Genetic structure of these populations was analyzed through Wright’s F-statistics. F is the most suitable statistic for studying the overall level of genetic divergence (15). The data showed that mean F was 0.0231. This indicated low level of population differentiation and high inbreeding among the Iranian subpopulations. The values of mean FIS and FIT were both greater than zero. This suggested the presence of a heterozygosis deficit within the studied populations. The value of Nm was 10.5792 (Table 3). When Nm is higher than 1, gene flow is able to offset the differentiation among populations caused by isolation and genetic drift (16).

In the Iranian population, F value lied inside the lower and upper limits of the 95% confidence region of expected F values for all these RFLP markers (Table 4), signifying that these polymorphic markers in β-globin gene region were not under genetic hitchhiking and selection force operating on another locus could not change allele frequency and heterozygosity of these polymorphic markers in this population.

As shown in Table 4, the expected homozygosity () was higher than the observed homozygosity (F) value for all these polymorphic markers in the β-globin gene cluster. The normalized deviate of the homozygosity (Fnd) was also negative. These data could support the presence of balancing selection at the β-globin gene cluster region in the Iranian population.

The results obtained from LD estimation indicated that D’ values for three pairings of the markers, XmnI-HindIIIG, HindIIIA-HindIIIG and RsaI-HinfI, were higher than 0.5 in all three populations. These data indicate the presence of high linkage disequilibrium between these three paired markers. These LD values could provide useful information for selecting suitable markers in molecular diagnosis of beta thalassemia disease.

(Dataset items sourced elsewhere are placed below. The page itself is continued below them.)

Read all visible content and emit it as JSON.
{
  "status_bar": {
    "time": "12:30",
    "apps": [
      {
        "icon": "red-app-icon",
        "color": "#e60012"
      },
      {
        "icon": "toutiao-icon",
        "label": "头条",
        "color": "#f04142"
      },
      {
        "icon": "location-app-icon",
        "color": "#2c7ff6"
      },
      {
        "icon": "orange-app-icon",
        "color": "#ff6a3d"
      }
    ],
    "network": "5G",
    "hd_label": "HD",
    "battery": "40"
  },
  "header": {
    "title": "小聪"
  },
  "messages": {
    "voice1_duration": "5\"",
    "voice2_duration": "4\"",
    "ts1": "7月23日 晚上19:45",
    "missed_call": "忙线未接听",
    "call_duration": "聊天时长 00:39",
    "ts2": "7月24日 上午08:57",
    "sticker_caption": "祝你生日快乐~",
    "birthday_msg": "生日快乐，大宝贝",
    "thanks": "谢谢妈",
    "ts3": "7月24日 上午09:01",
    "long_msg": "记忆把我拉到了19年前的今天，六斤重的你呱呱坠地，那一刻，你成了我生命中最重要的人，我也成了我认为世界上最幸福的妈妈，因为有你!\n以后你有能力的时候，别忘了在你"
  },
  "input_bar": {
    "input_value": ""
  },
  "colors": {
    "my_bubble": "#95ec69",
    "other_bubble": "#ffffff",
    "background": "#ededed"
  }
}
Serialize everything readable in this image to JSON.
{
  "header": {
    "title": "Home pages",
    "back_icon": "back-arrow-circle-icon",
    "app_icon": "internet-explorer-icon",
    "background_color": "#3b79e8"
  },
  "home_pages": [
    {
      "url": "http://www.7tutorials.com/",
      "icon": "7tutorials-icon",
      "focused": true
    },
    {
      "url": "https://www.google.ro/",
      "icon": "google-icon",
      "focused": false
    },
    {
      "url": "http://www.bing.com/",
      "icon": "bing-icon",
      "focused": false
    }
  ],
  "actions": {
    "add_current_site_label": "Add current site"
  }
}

The D’ values close to zero for other pairings of markers showed that they were in linkage equilibrium. Therefore, the two-marker haplotypes XmnI-RsaI, HindIIIA-RsaI, HindIIIG-RsaI, XmnI-HinfI, HindIIIG- HinfI and HindIIIA- HinfI should be used with caution in diagnosis of disease.

Conclusion

In summary, the Iranian population showed heterozygosity deficiency for the RFLP markers including XmnI, HindIIIA, HindIIIG, RsaI and HinfI, located within the β-globin gene region. Indeed, the haplotype phasing is more applicable than genotyping markers separately in the Iranian population. Although a large number of unrelated individuals from different provinces of Iran were included in the present study, one should note that the data cannot be applied to the whole Iranian population. More investigations on other parts of the Iranian population are required. The data obtained from this study could provide additional insight into the genetic structure of β-globin gene region in the Iranian population.